Mix and match as needed. A single SMTP user can hold multiple entries covering different servers, regions, or providers.

<Note>
  **Dual-stack gotcha.** If your server has both IPv4 and IPv6, your mail client might connect over either depending on DNS resolution and local preference. Add both addresses (or both CIDR ranges) so a sudden switch doesn't lock you out.
</Note>

If a restricted user fails to authenticate from an unexpected IP, the dashboard returns [535 IP not authorized](/outbound/smtp-error-codes/535-IP-not-authorized). That page covers troubleshooting and how to find your actual outbound IP.

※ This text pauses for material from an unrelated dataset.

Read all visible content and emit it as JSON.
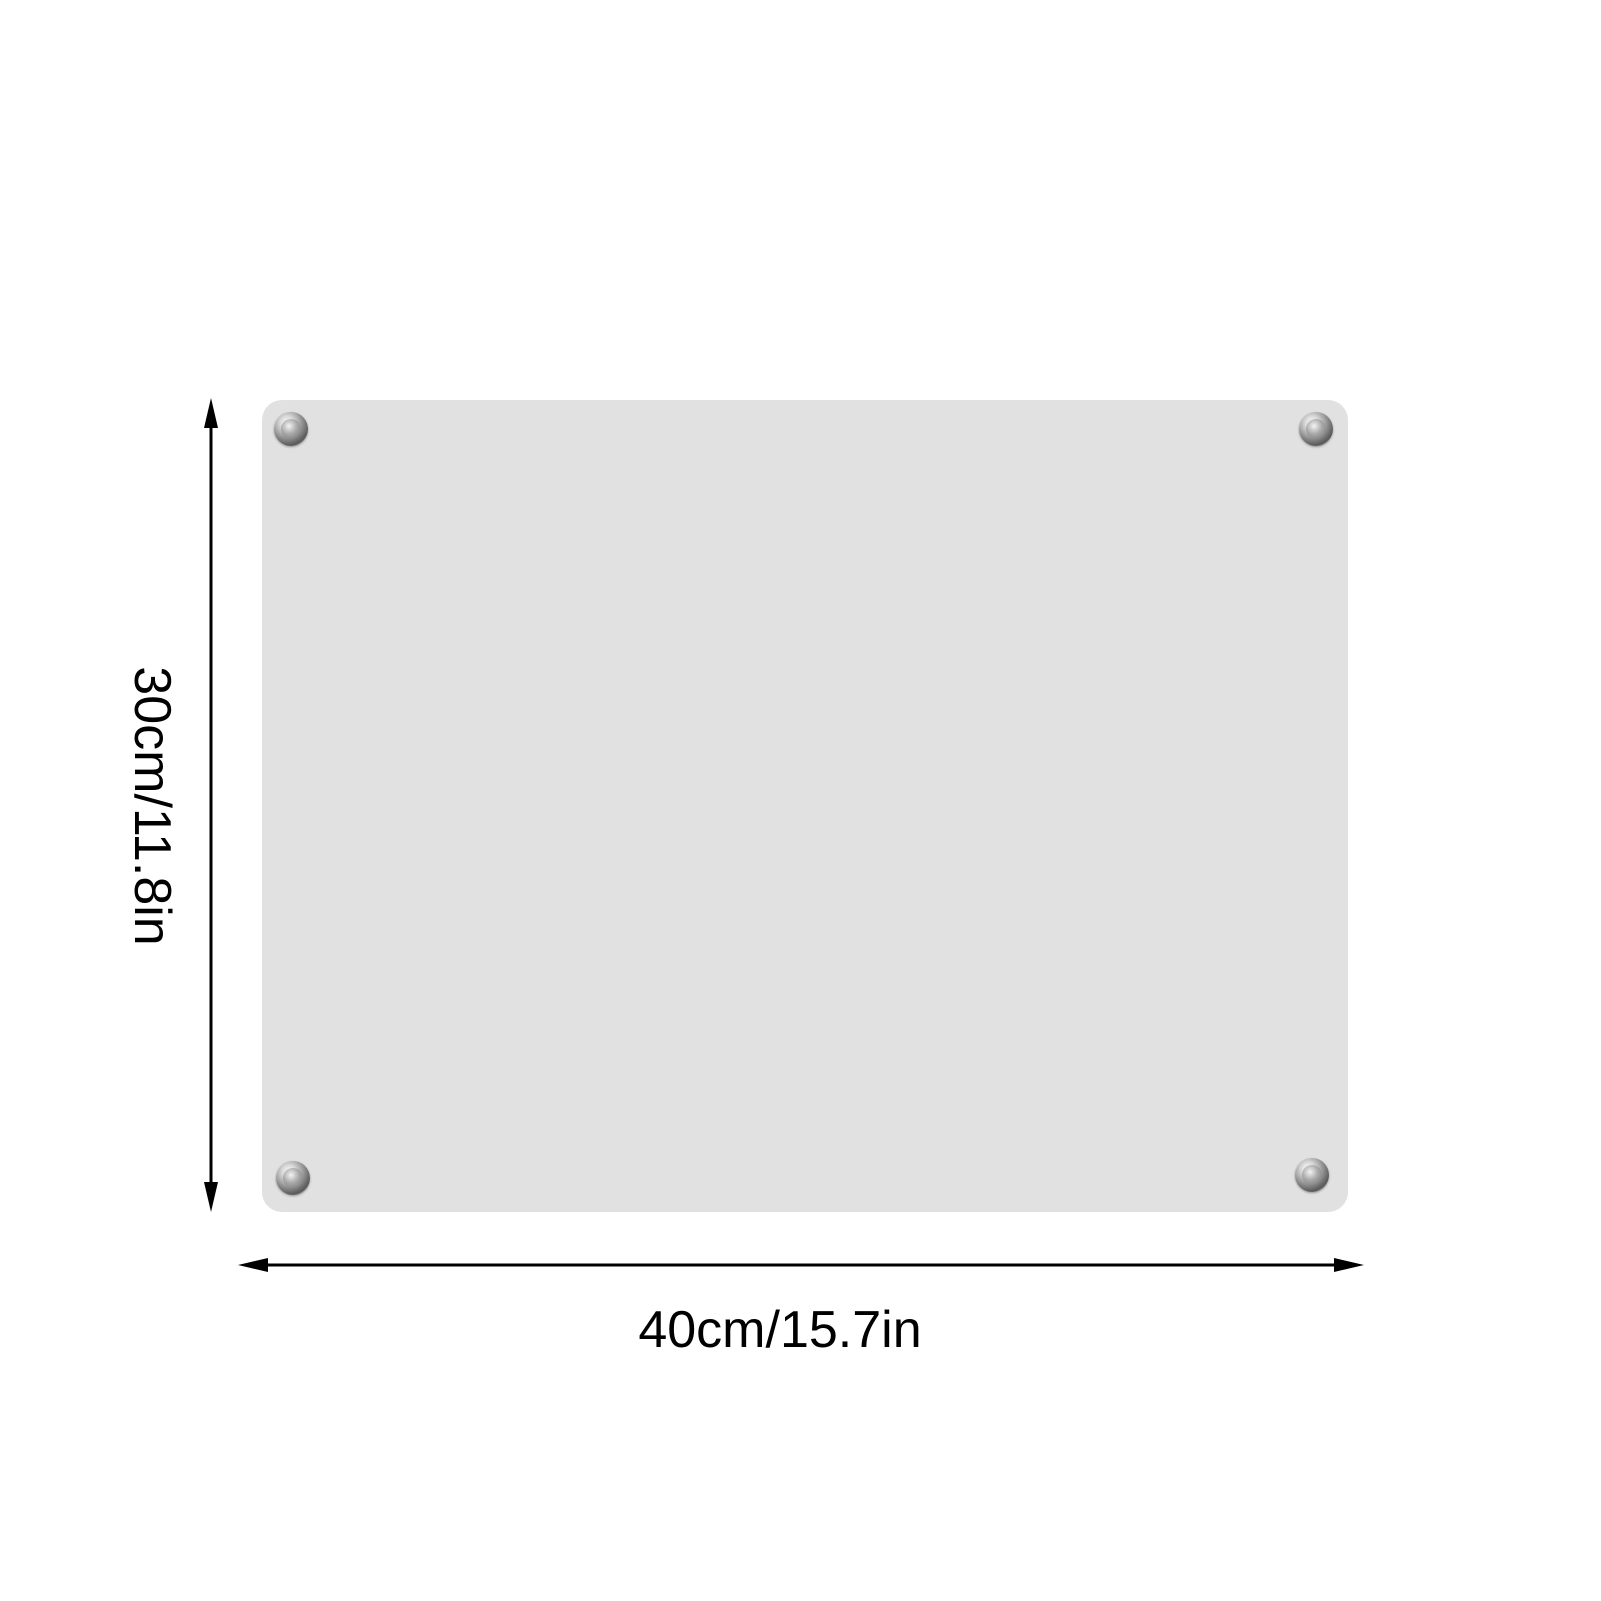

Use IP restrictions on credentials owned by long-lived servers; they're a strong second factor against credential leaks. For credentials used by laptops, rotating cloud workers, or anything with frequently changing IPs, favour rotation and tight quotas instead.

## Credential hygiene

* **One SMTP user per app.** Don't share credentials across apps. When you need to rotate one, you don't disturb the others, and the dashboard logs make it obvious which app sent what.
* **Name users so you can identify them later.** Pick a username that tells future-you which app the credential belongs to (`marketing-prod`, `wordpress-blog`, `crm-mailer`) rather than something opaque like `smtp1`.
* **Rotate periodically.** Replace passwords on any cadence that fits your security posture, especially after staff changes or suspected leaks.
* **Delete unused users.** Revoke credentials for apps you've decommissioned. They're a permanent attack surface otherwise.

## Editing and deleting

In the dashboard, **Outbound** → **SMTP** lists every user. Click into one to edit the password, quota, or permission mode. Deleting a user immediately invalidates the credential; any app still using it will start receiving authentication failures.

## Common errors

* **[550 \[ACL\] Blocked](/outbound/smtp-error-codes/550-\[ACL]-Block)** — the SMTP user isn't authorized to send from the `From` domain. Almost always a permission-mode issue. On Pro plans, check that **Allow any domain** is on if you expect to send from arbitrary domains.
* **[535 Authentication failed](/outbound/smtp-error-codes/535-Authentication-failed)** — the username or password sent to the relay is wrong.
* **[535 IP not authorized](/outbound/smtp-error-codes/535-IP-not-authorized)** — the SMTP user has an IP restriction set and you're connecting from an IP that isn't on the allow list.